Multi-Homed Networks

What is multi-homing?
Having multiple connections to the Internet via multiple providers to provide a reliable and high throughput service. Multi-homed networks are increasingly popular because they provide networks with better reliability and performance to the end-user. Better reliability results from the fact that the network is protected in case one of the Internet links or access routers fails. If a connection with one ISP is lost or degraded, traffic is automatically redirected to links that are properly functioning. When more bandwidth is required, it is easy and cost-effective to add more links. There are up to five ways to multi-home, but the two most common are:

  1. Using multiple links with a single IP address. This requires the use of multiple routers and a protocol called the Border Gateway Protocol (BGP). With this type of multi-homing, the end-site announces this address space to its upstream links. When one of the links fails, the protocol notices this on both sides and traffic is no longer sent over the failing link. For reasons due to the complexity of the technique, It can take as long as 30 minutes to redirect traffic to a functioning link. Usually this method is used to multi-home a single site and not for single hosts.
  2. Using multiple links, multiple IP addresses. This method uses a specialized Link Load Balancer appliance (such as PowerLink) between the firewall and the link routers. No special configuration is required in the ISP's routers. Using a link load balancer (also referred to as a "WAN link controller" or "Internet load balancer") allows you to use all the links at the same time to increase the total available bandwidth (bandwidth aggregation) and detects link saturation and failures in real-time to redirect traffic. Incoming balancing is usually performed with real-time DNS (Domain Name System) resolution.

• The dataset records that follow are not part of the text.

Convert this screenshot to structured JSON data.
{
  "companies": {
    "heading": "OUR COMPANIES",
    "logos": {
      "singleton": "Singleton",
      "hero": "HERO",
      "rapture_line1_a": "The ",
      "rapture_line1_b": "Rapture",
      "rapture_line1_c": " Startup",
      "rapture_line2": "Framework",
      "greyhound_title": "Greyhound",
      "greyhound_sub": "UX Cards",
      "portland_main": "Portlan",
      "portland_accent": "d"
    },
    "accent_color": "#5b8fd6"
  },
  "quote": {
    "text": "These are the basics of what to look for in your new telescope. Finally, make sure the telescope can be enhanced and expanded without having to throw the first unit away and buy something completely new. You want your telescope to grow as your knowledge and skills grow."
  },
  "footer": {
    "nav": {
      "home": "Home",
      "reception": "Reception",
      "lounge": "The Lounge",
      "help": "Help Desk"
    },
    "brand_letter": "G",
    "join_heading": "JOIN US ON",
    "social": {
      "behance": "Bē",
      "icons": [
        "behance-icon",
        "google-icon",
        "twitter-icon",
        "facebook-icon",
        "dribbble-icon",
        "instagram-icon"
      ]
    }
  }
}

How do you multi-home without BGP?
ISPs and large enterprises have mult-ihomed for years using BGP to connect to multiple Internet backbones. But BGP has many restrictions. For one, it requires that ISPs cooperate with each other and set up "peering" agreements between routers, but because of the performance impact to their networks, many are not willing to do so. BGP also require expensive routers, designated address blocks and an Address Space Number( ASN), which are sometimes not available to small businesses. And BGP requires that gateway hosts exchange dynamic routing tables, which must be constantly synchronized and which can lead delays of up to 30 minutes in changing the direction traffic is sent.

WAN link controllers such as PowerLink multi-home use Network Address Translation (NAT) to unify traffic coming from, and going to different destination IP addresses on the Internet. The PowerLink can be configured with at least one routable IP address for each router/WAN link that is connected to the network.

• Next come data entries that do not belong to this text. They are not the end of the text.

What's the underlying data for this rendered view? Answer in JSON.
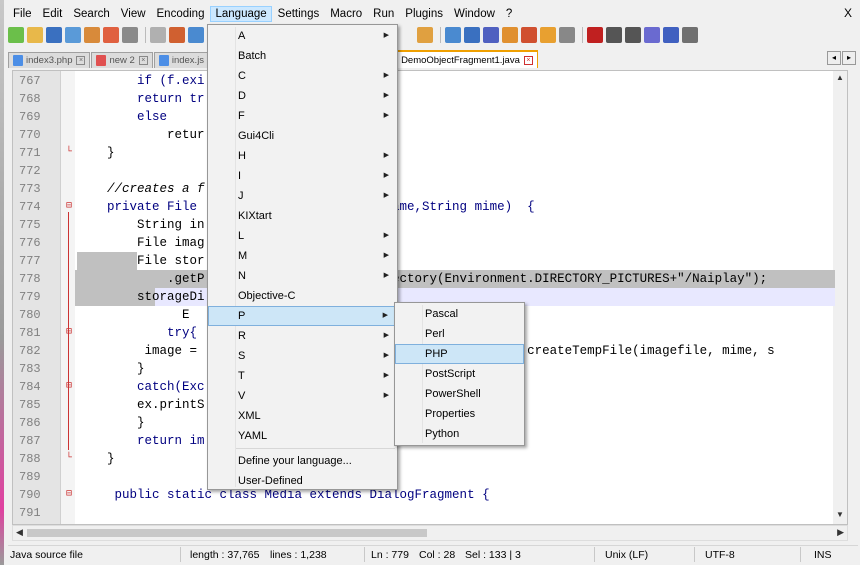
{
  "menubar": {
    "items": [
      "File",
      "Edit",
      "Search",
      "View",
      "Encoding",
      "Language",
      "Settings",
      "Macro",
      "Run",
      "Plugins",
      "Window",
      "?"
    ],
    "active": "Language",
    "close": "X"
  },
  "tabs": [
    {
      "label": "index3.php",
      "icon": "file-icon"
    },
    {
      "label": "new 2",
      "icon": "file-icon-red"
    },
    {
      "label": "index.js",
      "icon": "file-icon"
    },
    {
      "label": "DemoObjectFragment1.java",
      "icon": "file-icon",
      "active": true
    }
  ],
  "tab_nav": {
    "left": "◂",
    "right": "▸"
  },
  "editor": {
    "lines": [
      {
        "n": "767",
        "code": "        if (f.exi"
      },
      {
        "n": "768",
        "code": "        return tr"
      },
      {
        "n": "769",
        "code": "        else"
      },
      {
        "n": "770",
        "code": "            retur"
      },
      {
        "n": "771",
        "code": "    }"
      },
      {
        "n": "772",
        "code": ""
      },
      {
        "n": "773",
        "code": "    //creates a f"
      },
      {
        "n": "774",
        "code": "    private File                          ame,String mime)  {"
      },
      {
        "n": "775",
        "code": "        String in"
      },
      {
        "n": "776",
        "code": "        File imag"
      },
      {
        "n": "777",
        "code": "        File stor"
      },
      {
        "n": "778",
        "code": "            .getP                         ectory(Environment.DIRECTORY_PICTURES+\"/Naiplay\");"
      },
      {
        "n": "779",
        "code": "        storageDi"
      },
      {
        "n": "780",
        "code": "              E"
      },
      {
        "n": "781",
        "code": "            try{"
      },
      {
        "n": "782",
        "code": "         image =                                       File.createTempFile(imagefile, mime, s"
      },
      {
        "n": "783",
        "code": "        }"
      },
      {
        "n": "784",
        "code": "        catch(Exc"
      },
      {
        "n": "785",
        "code": "        ex.printS"
      },
      {
        "n": "786",
        "code": "        }"
      },
      {
        "n": "787",
        "code": "        return im"
      },
      {
        "n": "788",
        "code": "    }"
      },
      {
        "n": "789",
        "code": ""
      },
      {
        "n": "790",
        "code": "     public static class Media extends DialogFragment {"
      },
      {
        "n": "791",
        "code": ""
      }
    ]
  },
  "language_menu": {
    "items": [
      {
        "label": "A",
        "sub": true
      },
      {
        "label": "Batch",
        "sub": false
      },
      {
        "label": "C",
        "sub": true
      },
      {
        "label": "D",
        "sub": true
      },
      {
        "label": "F",
        "sub": true
      },
      {
        "label": "Gui4Cli",
        "sub": false
      },
      {
        "label": "H",
        "sub": true
      },
      {
        "label": "I",
        "sub": true
      },
      {
        "label": "J",
        "sub": true
      },
      {
        "label": "KIXtart",
        "sub": false
      },
      {
        "label": "L",
        "sub": true
      },
      {
        "label": "M",
        "sub": true
      },
      {
        "label": "N",
        "sub": true
      },
      {
        "label": "Objective-C",
        "sub": false
      },
      {
        "label": "P",
        "sub": true,
        "highlight": true
      },
      {
        "label": "R",
        "sub": true
      },
      {
        "label": "S",
        "sub": true
      },
      {
        "label": "T",
        "sub": true
      },
      {
        "label": "V",
        "sub": true
      },
      {
        "label": "XML",
        "sub": false
      },
      {
        "label": "YAML",
        "sub": false
      }
    ],
    "footer": [
      "Define your language...",
      "User-Defined"
    ]
  },
  "p_submenu": {
    "items": [
      "Pascal",
      "Perl",
      "PHP",
      "PostScript",
      "PowerShell",
      "Properties",
      "Python"
    ],
    "highlight": "PHP"
  },
  "statusbar": {
    "filetype": "Java source file",
    "length": "length : 37,765",
    "lines": "lines : 1,238",
    "ln": "Ln : 779",
    "col": "Col : 28",
    "sel": "Sel : 133 | 3",
    "eol": "Unix (LF)",
    "encoding": "UTF-8",
    "mode": "INS"
  },
  "colors": {
    "menu_highlight": "#cde6f7",
    "selection": "#c0c0c0",
    "keyword": "#000080",
    "comment": "#008080",
    "fold_marker": "#cc3333"
  }
}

The biggest benefit of PowerLink multi-homing resides in the ability to achieve outgoing and incoming load balancing and failover without defining BGP routing tables or utilizing any of the underlying complicated routing techniques. The ability to offer this functionality without the expensive and complicated networks/equipment necessary to achieve BGP is what makes the PowerLink such an exceptional value, especially for small and medium sized organizations.